/ / Ureter - structuur en functie van het urinestelsel

Ureter - structuur en functies van het urinewegen

De ureter is een dun kanaal dat de nier verbindt ende blaas, die urine van de nier naar de blaas vervoert. De structuur en functie van de urineleiders zorgen voor de normale werking van het urinestelsel. Elke nier heeft zijn eigen urineleider, die het nierbekken verlaat en de blaas binnengaat. De lengte van elke urineleider is ongeveer 30 cm, de diameter varieert van 4 tot 7 mm. De grootte van de ureter is van groot belang bij urolithiasis. Stenen groter dan 4 mm kunnen niet vrij met de urinestroom naar de blaas gaan en leiden tot de ontwikkeling van nierkoliek.

Ureter: de structuur van de buik- en bekkendelen

Vanuit het nierbekken gaat de urineleider in de richtingnaar beneden en in het midden en het kleine bekken, waar het de blaas binnengaat en de wand in een schuine richting doorboort. In elke ureter worden de buik- en bekkendelen onderscheiden. Het abdominale deel van de ureter bevindt zich voor de psoas major. Voor de rechter ureter bevindt zich het dalende deel van de twaalfvingerige darm, de bloedvaten en de basis van het mesenterium van de dunne darm. Vooraan links bevindt zich de duodenum-jejunale buiging, de vaatbundel en de basis van het mesenterium van de sigmoïde colon.

In het bekkengebied passeren de urineleiders vooraaniliacale slagaders en aders. De diameter van de urineleider is in dit deel versmald. Bij mannen passeert het voor de zaadleider en onder de bovenste pool van het zaadblaasje stroomt het in de blaas. In het bekkengedeelte zijn de urineleiders bij vrouwen omgeven door andere organen: de urineleider loopt langs de rand van de eierstok en de baarmoederhals, komt de blaas binnen aan de zijkant van de vagina.

De intramurale is het deel van de urineleider dat zich in de blaaswand bevindt.

Ureter: wandstructuur

De wand van de urineleider, evenals het nierbekkenmet cups, bestaat uit drie membranen: buitenste - van bindweefsel, binnenste, van binnenuit bedekt met overgangsepitheel met slijmklieren en midden, bestaande uit twee lagen spieren - longitudinaal en cirkelvormig.
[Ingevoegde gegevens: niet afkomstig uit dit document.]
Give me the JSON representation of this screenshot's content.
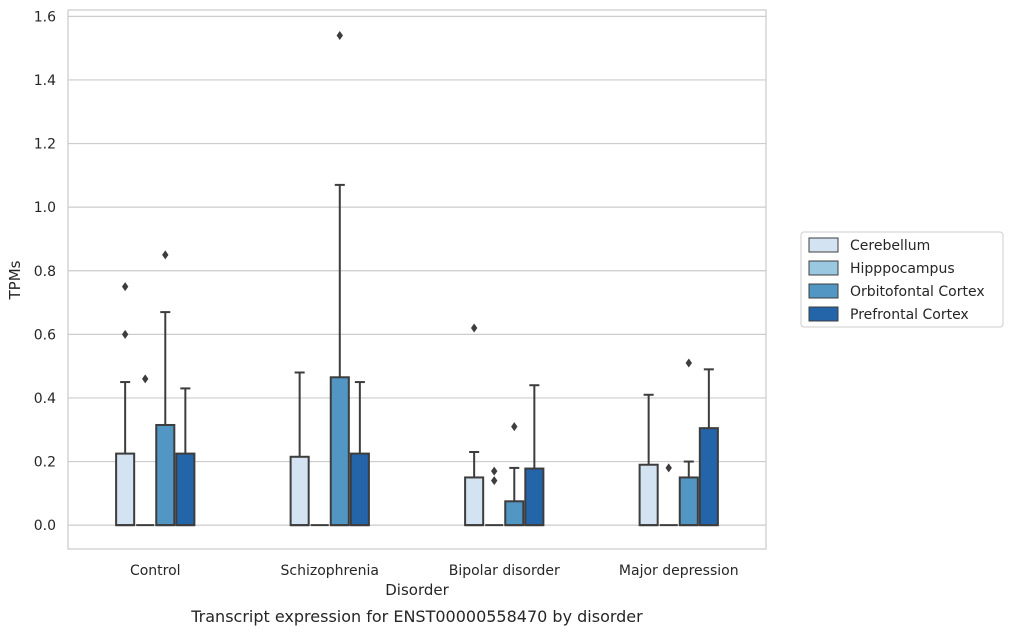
{
  "chart_data": {
    "type": "box",
    "title": "",
    "caption": "Transcript expression for ENST00000558470 by disorder",
    "xlabel": "Disorder",
    "ylabel": "TPMs",
    "ylim": [
      -0.075,
      1.62
    ],
    "yticks": [
      0.0,
      0.2,
      0.4,
      0.6,
      0.8,
      1.0,
      1.2,
      1.4,
      1.6
    ],
    "ytick_labels": [
      "0.0",
      "0.2",
      "0.4",
      "0.6",
      "0.8",
      "1.0",
      "1.2",
      "1.4",
      "1.6"
    ],
    "grid": "horizontal",
    "legend_position": "right-center",
    "categories": [
      "Control",
      "Schizophrenia",
      "Bipolar disorder",
      "Major depression"
    ],
    "series": [
      {
        "name": "Cerebellum",
        "color": "#d4e3f2",
        "boxes": [
          {
            "whisker_low": 0,
            "q1": 0,
            "median": 0,
            "q3": 0.225,
            "whisker_high": 0.45,
            "outliers": [
              0.6,
              0.75
            ]
          },
          {
            "whisker_low": 0,
            "q1": 0,
            "median": 0,
            "q3": 0.215,
            "whisker_high": 0.48,
            "outliers": []
          },
          {
            "whisker_low": 0,
            "q1": 0,
            "median": 0,
            "q3": 0.15,
            "whisker_high": 0.23,
            "outliers": [
              0.62
            ]
          },
          {
            "whisker_low": 0,
            "q1": 0,
            "median": 0,
            "q3": 0.19,
            "whisker_high": 0.41,
            "outliers": []
          }
        ]
      },
      {
        "name": "Hipppocampus",
        "color": "#9ac8e0",
        "boxes": [
          {
            "whisker_low": 0,
            "q1": 0,
            "median": 0,
            "q3": 0,
            "whisker_high": 0,
            "outliers": [
              0.46
            ]
          },
          {
            "whisker_low": 0,
            "q1": 0,
            "median": 0,
            "q3": 0,
            "whisker_high": 0,
            "outliers": []
          },
          {
            "whisker_low": 0,
            "q1": 0,
            "median": 0,
            "q3": 0,
            "whisker_high": 0,
            "outliers": [
              0.14,
              0.17
            ]
          },
          {
            "whisker_low": 0,
            "q1": 0,
            "median": 0,
            "q3": 0,
            "whisker_high": 0,
            "outliers": [
              0.18
            ]
          }
        ]
      },
      {
        "name": "Orbitofontal Cortex",
        "color": "#5296c4",
        "boxes": [
          {
            "whisker_low": 0,
            "q1": 0,
            "median": 0,
            "q3": 0.315,
            "whisker_high": 0.67,
            "outliers": [
              0.85
            ]
          },
          {
            "whisker_low": 0,
            "q1": 0,
            "median": 0,
            "q3": 0.465,
            "whisker_high": 1.07,
            "outliers": [
              1.54
            ]
          },
          {
            "whisker_low": 0,
            "q1": 0,
            "median": 0,
            "q3": 0.075,
            "whisker_high": 0.18,
            "outliers": [
              0.31
            ]
          },
          {
            "whisker_low": 0,
            "q1": 0,
            "median": 0,
            "q3": 0.15,
            "whisker_high": 0.2,
            "outliers": [
              0.51
            ]
          }
        ]
      },
      {
        "name": "Prefrontal Cortex",
        "color": "#2465a9",
        "boxes": [
          {
            "whisker_low": 0,
            "q1": 0,
            "median": 0,
            "q3": 0.225,
            "whisker_high": 0.43,
            "outliers": []
          },
          {
            "whisker_low": 0,
            "q1": 0,
            "median": 0,
            "q3": 0.225,
            "whisker_high": 0.45,
            "outliers": []
          },
          {
            "whisker_low": 0,
            "q1": 0,
            "median": 0,
            "q3": 0.178,
            "whisker_high": 0.44,
            "outliers": []
          },
          {
            "whisker_low": 0,
            "q1": 0,
            "median": 0,
            "q3": 0.305,
            "whisker_high": 0.49,
            "outliers": []
          }
        ]
      }
    ],
    "colors": {
      "edge": "#3d3d3d",
      "grid": "#cccccc",
      "frame": "#cccccc",
      "text": "#262626"
    }
  }
}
De musculatuur van de urineleiders is niet verbonden met de spierlaag van de blaas en voorkomt dat urine terugstroomt van de blaas naar de urineleider.
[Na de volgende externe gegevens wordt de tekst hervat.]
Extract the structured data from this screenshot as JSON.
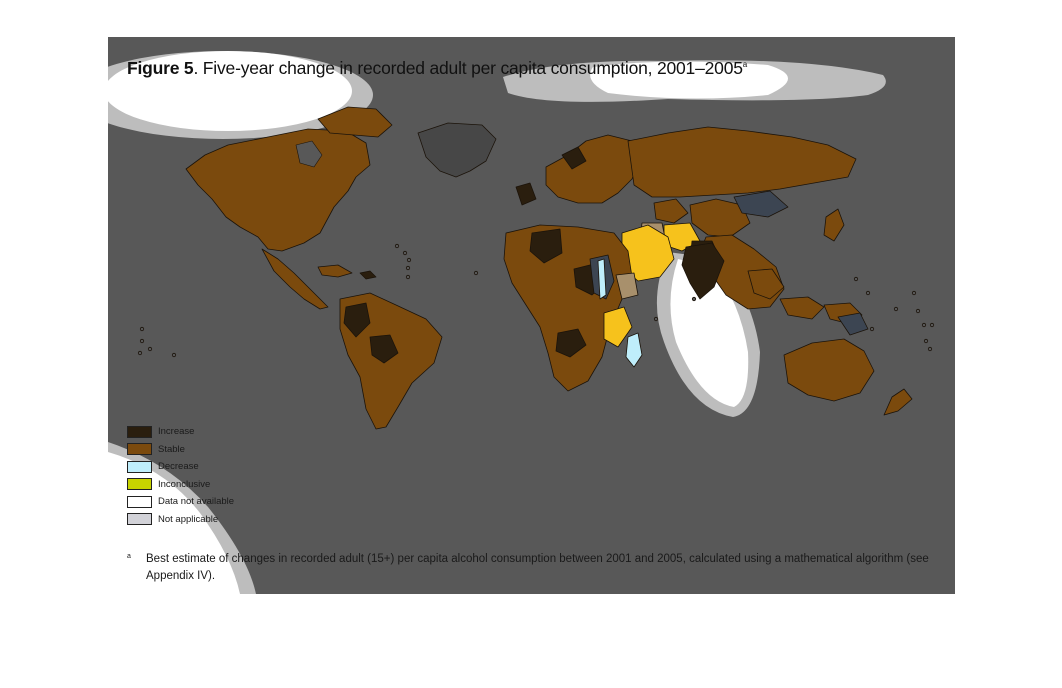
{
  "figure": {
    "label": "Figure 5",
    "title": ". Five-year change in recorded adult per capita consumption, 2001–2005",
    "superscript": "a"
  },
  "legend": [
    {
      "label": "Increase",
      "color": "#2a1e0e"
    },
    {
      "label": "Stable",
      "color": "#7b4a0d"
    },
    {
      "label": "Decrease",
      "color": "#bfeefb"
    },
    {
      "label": "Inconclusive",
      "color": "#c8d400"
    },
    {
      "label": "Data not available",
      "color": "#ffffff"
    },
    {
      "label": "Not applicable",
      "color": "#d2d2d8"
    }
  ],
  "footnote": {
    "mark": "a",
    "text": "Best estimate of changes in recorded adult (15+) per capita alcohol consumption between 2001 and 2005, calculated using a mathematical algorithm (see Appendix IV)."
  },
  "colors": {
    "panel": "#585858",
    "greenland": "#474747",
    "ocean_glare": "#ffffff",
    "highlight": "#f6c21c"
  }
}
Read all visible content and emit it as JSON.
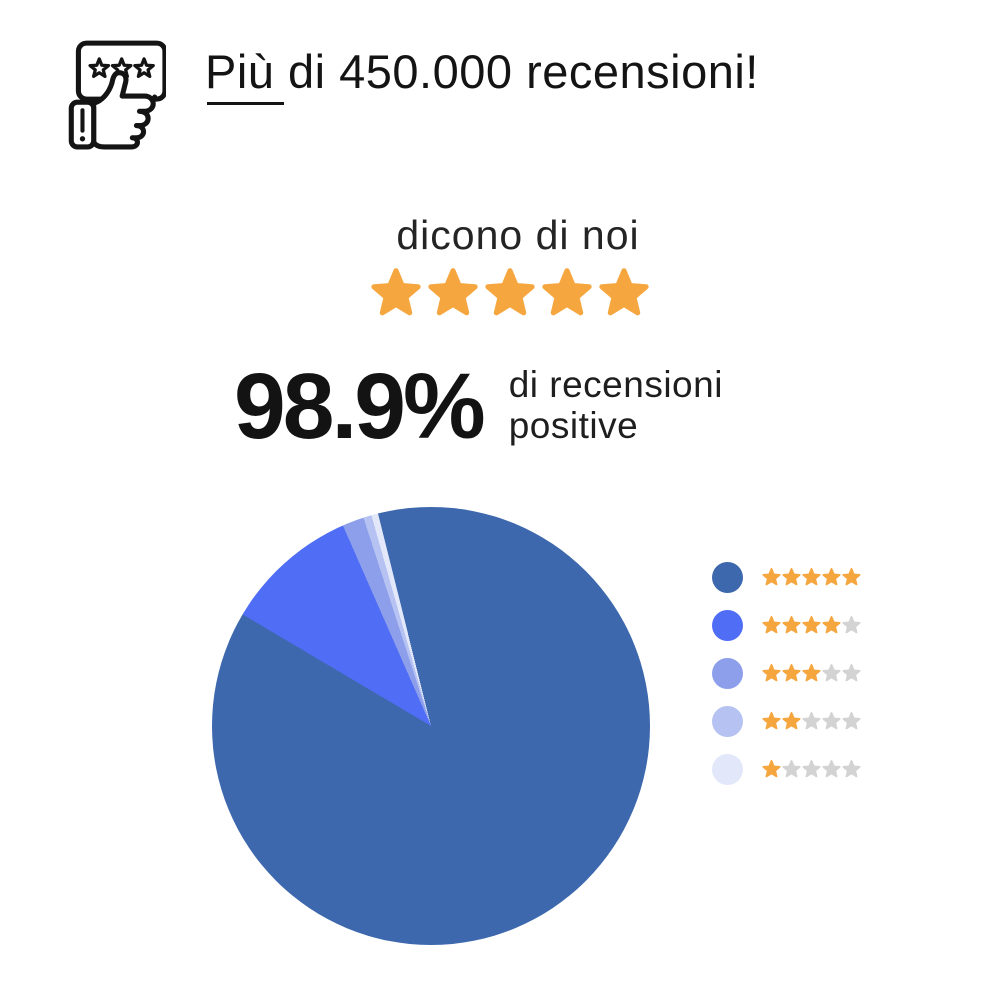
{
  "page": {
    "background": "#ffffff"
  },
  "header": {
    "icon": "review-thumbs-up-icon",
    "title": "Più di 450.000 recensioni!"
  },
  "tagline": {
    "text": "dicono di noi",
    "stars_count": 5
  },
  "stat": {
    "value": "98.9%",
    "label_line1": "di recensioni",
    "label_line2": "positive"
  },
  "colors": {
    "text": "#141414",
    "star_filled": "#F6A63E",
    "star_empty": "#D3D3D3"
  },
  "chart_data": {
    "type": "pie",
    "title": "",
    "description": "Distribution of customer reviews by star rating",
    "start_angle_deg": -14,
    "legend_position": "right",
    "legend_star_colors": {
      "filled": "#F6A63E",
      "empty": "#D3D3D3"
    },
    "slices": [
      {
        "rating_stars": 5,
        "value_pct": 87.4,
        "color": "#3D68AD"
      },
      {
        "rating_stars": 4,
        "value_pct": 9.9,
        "color": "#4F6DF5"
      },
      {
        "rating_stars": 3,
        "value_pct": 1.6,
        "color": "#8D9FEB"
      },
      {
        "rating_stars": 2,
        "value_pct": 0.6,
        "color": "#B5C2F2"
      },
      {
        "rating_stars": 1,
        "value_pct": 0.5,
        "color": "#E2E8FA"
      }
    ]
  }
}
Op de plaats van binnenkomst van de ureter in de blaas inde wand is een laag van longitudinale spieren, nauw verbonden met de spierlaag van de blaas. Deze laag voorkomt actief dat urine terugstroomt in de urineleider. De aanwezigheid van deze laag beperkt de verspreiding van infectie van de blaas naar de urineleider en verder naar de nieren.

Ureter: structuur van het lumen

Het lumen van de ureter heeft verschillende vernauwingen:

- de eerste vernauwing bevindt zich in het overgangsgebied van het bekken naar de urineleider;

- de tweede bevindt zich op de grens tussen de buik- en bekkendelen;

- de derde vernauwing kan zich in elk deel van het bekkengedeelte bevinden;

- de vierde vernauwing bevindt zich nabij de blaaswand.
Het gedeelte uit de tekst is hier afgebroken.